The state GOP organization, per its by-laws, is not supposed to support any individual Republican candidate prior to the primary election.

But in a recent petition to the Colorado Secretary of State’s Office, the state GOP acknowledges that its Super-PAC would be completely independent from the State Party, possibly allowing the state party to skirt the mandates of its organizational bylaws and get involved in primary races, opposing candidates of its choosing, GOP or Democrats.

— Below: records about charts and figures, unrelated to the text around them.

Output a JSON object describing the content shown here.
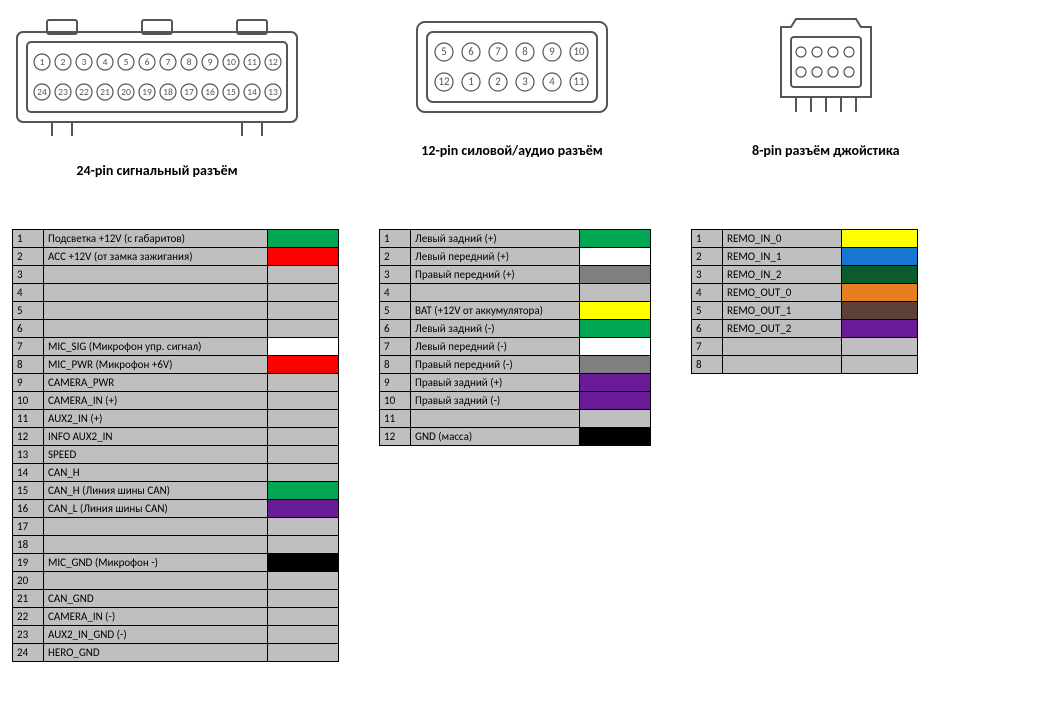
{
  "colors": {
    "cell_bg": "#bfbfbf",
    "border": "#000000",
    "none": null,
    "green": "#00a651",
    "red": "#ff0000",
    "white": "#ffffff",
    "yellow": "#ffff00",
    "gray": "#808080",
    "purple": "#6a1b9a",
    "black": "#000000",
    "orange": "#e67e22",
    "brown": "#5d4037",
    "blue": "#1976d2",
    "darkgrn": "#0a5c2c"
  },
  "connector24": {
    "title": "24-pin сигнальный разъём",
    "pins_top": [
      1,
      2,
      3,
      4,
      5,
      6,
      7,
      8,
      9,
      10,
      11,
      12
    ],
    "pins_bottom": [
      24,
      23,
      22,
      21,
      20,
      19,
      18,
      17,
      16,
      15,
      14,
      13
    ],
    "rows": [
      {
        "n": 1,
        "label": "Подсветка +12V  (с габаритов)",
        "c": "green"
      },
      {
        "n": 2,
        "label": "ACC +12V  (от замка зажигания)",
        "c": "red"
      },
      {
        "n": 3,
        "label": "",
        "c": null
      },
      {
        "n": 4,
        "label": "",
        "c": null
      },
      {
        "n": 5,
        "label": "",
        "c": null
      },
      {
        "n": 6,
        "label": "",
        "c": null
      },
      {
        "n": 7,
        "label": "MIC_SIG (Микрофон упр. сигнал)",
        "c": "white"
      },
      {
        "n": 8,
        "label": "MIC_PWR (Микрофон  +6V)",
        "c": "red"
      },
      {
        "n": 9,
        "label": "CAMERA_PWR",
        "c": null
      },
      {
        "n": 10,
        "label": "CAMERA_IN (+)",
        "c": null
      },
      {
        "n": 11,
        "label": "AUX2_IN (+)",
        "c": null
      },
      {
        "n": 12,
        "label": "INFO AUX2_IN",
        "c": null
      },
      {
        "n": 13,
        "label": "SPEED",
        "c": null
      },
      {
        "n": 14,
        "label": "CAN_H",
        "c": null
      },
      {
        "n": 15,
        "label": "CAN_H (Линия шины CAN)",
        "c": "green"
      },
      {
        "n": 16,
        "label": "CAN_L (Линия шины CAN)",
        "c": "purple"
      },
      {
        "n": 17,
        "label": "",
        "c": null
      },
      {
        "n": 18,
        "label": "",
        "c": null
      },
      {
        "n": 19,
        "label": "MIC_GND (Микрофон -)",
        "c": "black"
      },
      {
        "n": 20,
        "label": "",
        "c": null
      },
      {
        "n": 21,
        "label": "CAN_GND",
        "c": null
      },
      {
        "n": 22,
        "label": "CAMERA_IN (-)",
        "c": null
      },
      {
        "n": 23,
        "label": "AUX2_IN_GND (-)",
        "c": null
      },
      {
        "n": 24,
        "label": "HERO_GND",
        "c": null
      }
    ]
  },
  "connector12": {
    "title": "12-pin силовой/аудио разъём",
    "pins_top": [
      5,
      6,
      7,
      8,
      9,
      10
    ],
    "pins_bottom": [
      12,
      1,
      2,
      3,
      4,
      11
    ],
    "rows": [
      {
        "n": 1,
        "label": "Левый задний (+)",
        "c": "green"
      },
      {
        "n": 2,
        "label": "Левый передний (+)",
        "c": "white"
      },
      {
        "n": 3,
        "label": "Правый передний (+)",
        "c": "gray"
      },
      {
        "n": 4,
        "label": "",
        "c": null
      },
      {
        "n": 5,
        "label": "BAT (+12V от аккумулятора)",
        "c": "yellow"
      },
      {
        "n": 6,
        "label": "Левый задний (-)",
        "c": "green"
      },
      {
        "n": 7,
        "label": "Левый передний (-)",
        "c": "white"
      },
      {
        "n": 8,
        "label": "Правый передний (-)",
        "c": "gray"
      },
      {
        "n": 9,
        "label": "Правый задний (+)",
        "c": "purple"
      },
      {
        "n": 10,
        "label": "Правый задний (-)",
        "c": "purple"
      },
      {
        "n": 11,
        "label": "",
        "c": null
      },
      {
        "n": 12,
        "label": "GND (масса)",
        "c": "black"
      }
    ]
  },
  "connector8": {
    "title": "8-pin разъём джойстика",
    "pins_top": [
      "",
      "",
      "",
      ""
    ],
    "pins_bottom": [
      "",
      "",
      "",
      ""
    ],
    "rows": [
      {
        "n": 1,
        "label": "REMO_IN_0",
        "c": "yellow"
      },
      {
        "n": 2,
        "label": "REMO_IN_1",
        "c": "blue"
      },
      {
        "n": 3,
        "label": "REMO_IN_2",
        "c": "darkgrn"
      },
      {
        "n": 4,
        "label": "REMO_OUT_0",
        "c": "orange"
      },
      {
        "n": 5,
        "label": "REMO_OUT_1",
        "c": "brown"
      },
      {
        "n": 6,
        "label": "REMO_OUT_2",
        "c": "purple"
      },
      {
        "n": 7,
        "label": "",
        "c": null
      },
      {
        "n": 8,
        "label": "",
        "c": null
      }
    ]
  },
  "svg_style": {
    "stroke": "#555555",
    "stroke_width": 1.5,
    "fill": "#ffffff"
  }
}
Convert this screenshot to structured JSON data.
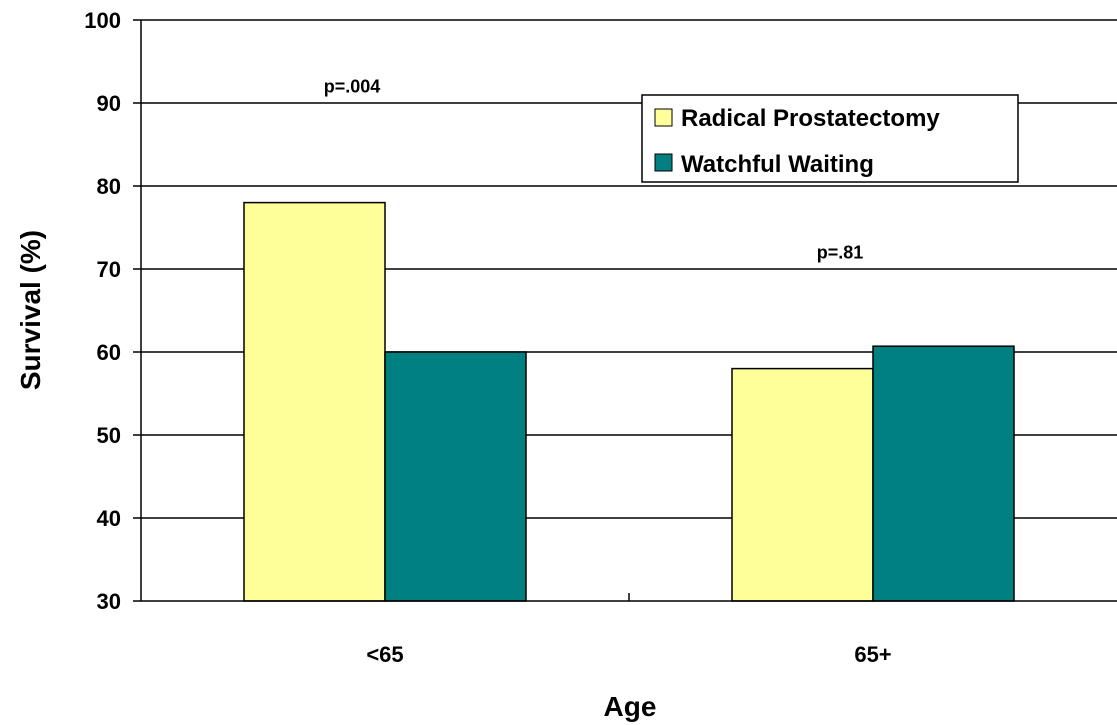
{
  "chart_data": {
    "type": "bar",
    "title": "",
    "xlabel": "Age",
    "ylabel": "Survival (%)",
    "categories": [
      "<65",
      "65+"
    ],
    "ylim": [
      30,
      100
    ],
    "yticks": [
      30,
      40,
      50,
      60,
      70,
      80,
      90,
      100
    ],
    "grid": true,
    "legend_position": "top-right",
    "series": [
      {
        "name": "Radical Prostatectomy",
        "values": [
          78,
          58
        ],
        "color": "#ffff99"
      },
      {
        "name": "Watchful Waiting",
        "values": [
          60,
          60.7
        ],
        "color": "#008080"
      }
    ],
    "annotations": [
      {
        "text": "p=.004",
        "category": "<65",
        "y": 92
      },
      {
        "text": "p=.81",
        "category": "65+",
        "y": 72
      }
    ]
  }
}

“The Colorado Repubican Party’s (CRP) petition argues that the Super-PAC (“independent expenditure committee”) will not be the CRC or ‘one of its committees’ because the Super-PAC will be independent,” said Colorado Ethics Watch Director Luis Toro via email. “The Petition says that after the State Party Chair appoints the executive director and management committee, neither the State Party Chair, or any other officer or agent of the CRP, nor any committee will have ‘any degree of management or control over the development of any of the plans, projects, activities or expenditures of the [Super-PAC].’ Page 17 of the Petition. So no one in the Party could enforce any rule against the Super-PAC that would prohibit it from intervening in primaries.”

In August of 2012, the state GOP set up its Super-PAC, called the Colorado Republican Party Independent Expenditure Committee, and spent over $85,000 on state legislative races, according to the GOP petition, filed by Richard Westfall.

Now the GOP is worried that “one or more persons or organizations” will file a lawsuit claiming its Super-PAC violates Colorado’s election law.

And so it is petitioning the SOS to make a formal determination that it can spend unlimited amounts of cash from any source, including corporations, because, as the petition states, the GOP plans to use its Super-PAC to raise funds “with no contribution limitations on either amount or permissible contributor.”

In response to the state GOP Super-PAC petition, Colorado Ethics Watch filed a petition, as described on its website, asking the Secretary of State “to conduct a full rulemaking proceeding so that the ultimate decision will apply to all parties alike and so that all interested citizens may have a full and equal opportunity to have their voices heard during the process. Ethics Watch urged the Secretary to issue a proposed rule that would prohibit political parties from using independent expenditure committees to circumvent restrictions on political party fundraising in Colorado law.”

The key question here is whether a political party, like the state GOP, should be allowed to set up a Super-PAC, and the Secretary of State has scheduled a hearing to address the GOP’s Super-PAC petition tomorrow, Jan. 7, at 1:30 p.m.

Absent will be answers about what Tea Party activists can do to ensure that the State GOP doesn’t use its Super-PAC against them.

Toro said this question is outside of his expertise, but he wrote:

Presumably the by-laws could be amended to clarify that the Super-PAC can’t support or oppose candidates in a contested primary. But if the Super-PAC were to be subject to state party rules it wouldn’t be very independent, would it?

So this leads back to the battle cry you hear from the Tea Party folks on the radio. They often say they have to take over the Republican Party. They say it’s the only way they win the war.